On average how long do you work on songs and how do you know a song is done and needs no further tweaking?
For me personally, the way I know a song is done and needs no further tweaking is when it’s fully recorded and mastered. Otherwise, I have the urge to continuously be tweaking, but I think I do that in life in other ways as well. It’s just part of my personality! Whether it’s changing one lyric line, a melody line, etc., I feel like as days go by and either I listen to more music or I am able to step away from the song for a bit, I always come back to it with new ideas.
Hehe, yeah I guess in a way all art is a work in progress. Do you write songs mainly from your guts, or based on music theory. E.g. playing around with a blues scale for a while to guide a song in a certain direction?
Definitely mainly from my gut. I’m constantly thinking of new song seeds, they’ve always come pretty naturally. It could be a chord progression, a story line, or a melody I start singing in the shower. Sometimes I’ll be in the shower and I’ll realize I’ve been humming a melody line for several minutes while in deep thought. I try to remember the melody in time to get to my phone and record it so I don’t forget it.

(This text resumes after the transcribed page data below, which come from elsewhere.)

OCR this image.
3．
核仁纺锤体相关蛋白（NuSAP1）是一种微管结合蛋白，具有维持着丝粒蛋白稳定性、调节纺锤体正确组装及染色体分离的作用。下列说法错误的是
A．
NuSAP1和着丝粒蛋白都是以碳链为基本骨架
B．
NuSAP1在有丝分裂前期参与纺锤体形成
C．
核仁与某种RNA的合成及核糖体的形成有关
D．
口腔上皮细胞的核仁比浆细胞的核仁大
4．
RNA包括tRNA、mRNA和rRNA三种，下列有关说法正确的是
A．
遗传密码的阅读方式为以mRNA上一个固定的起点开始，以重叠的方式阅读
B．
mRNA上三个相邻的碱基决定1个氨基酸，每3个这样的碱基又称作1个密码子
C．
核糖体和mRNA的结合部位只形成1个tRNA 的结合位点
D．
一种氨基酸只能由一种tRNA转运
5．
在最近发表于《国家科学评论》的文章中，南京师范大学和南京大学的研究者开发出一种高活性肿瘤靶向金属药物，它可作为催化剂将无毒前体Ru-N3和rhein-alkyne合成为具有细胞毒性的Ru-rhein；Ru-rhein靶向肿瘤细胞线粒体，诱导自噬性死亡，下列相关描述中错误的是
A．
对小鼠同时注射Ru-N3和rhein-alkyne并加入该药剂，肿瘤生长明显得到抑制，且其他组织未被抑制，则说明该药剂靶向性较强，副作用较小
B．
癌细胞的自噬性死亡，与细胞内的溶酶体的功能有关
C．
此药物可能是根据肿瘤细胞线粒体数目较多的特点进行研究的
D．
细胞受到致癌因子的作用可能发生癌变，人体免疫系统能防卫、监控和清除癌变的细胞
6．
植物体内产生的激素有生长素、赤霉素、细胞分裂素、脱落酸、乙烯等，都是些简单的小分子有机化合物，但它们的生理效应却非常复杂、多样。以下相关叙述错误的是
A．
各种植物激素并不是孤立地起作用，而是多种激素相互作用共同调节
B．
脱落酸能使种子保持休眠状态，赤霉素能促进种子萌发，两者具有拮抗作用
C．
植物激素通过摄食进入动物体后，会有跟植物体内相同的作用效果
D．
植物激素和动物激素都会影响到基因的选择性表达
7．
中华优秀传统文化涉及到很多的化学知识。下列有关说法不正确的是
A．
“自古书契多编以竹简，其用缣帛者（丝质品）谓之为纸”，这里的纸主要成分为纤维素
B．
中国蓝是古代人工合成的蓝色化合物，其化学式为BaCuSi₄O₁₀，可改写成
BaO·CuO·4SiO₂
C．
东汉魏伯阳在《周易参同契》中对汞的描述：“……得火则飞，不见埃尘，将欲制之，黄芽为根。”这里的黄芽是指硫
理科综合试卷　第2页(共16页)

Your EP “Backbone” is about to drop soon. You have already released 6 tracks of it. How many more are to come and what may we expect? Maybe try saying it in three words;)
Yes! It’s a 7 song EP that releases May 14th, and I’m excited to say it will release with 1 last song “When I Get Around to Living”.
For beginning indie songwriters, what would you recommend to focus on? There is so much to take care of besides the craft itself, like social media, live gigs, learning to produce and learning the ropes of all the admin things. What would you consider a good “first step” to focus on?
A good “first step” is figuring out what you would need to do, whether it’s creating a team or being your own team, and making a plan. If you are your own team, you need to think like a manager, a business manager, a brand, etc. rather than just an artist who creates music. You need to put yourself in the mindset of being each team member.
Great advice! Last not least and in few words: what do you love the most about making music?
The best part of making music is getting to see your idea come to life, especially when it’s a song you care a lot about, and then getting to share it with the world. This is my first original body of work and a dream a long time in the making, so getting to listen to it and release it is such a joy!
Thank you so much Brooke for this chat and best of success to you!
We look forward to Backbone even more now!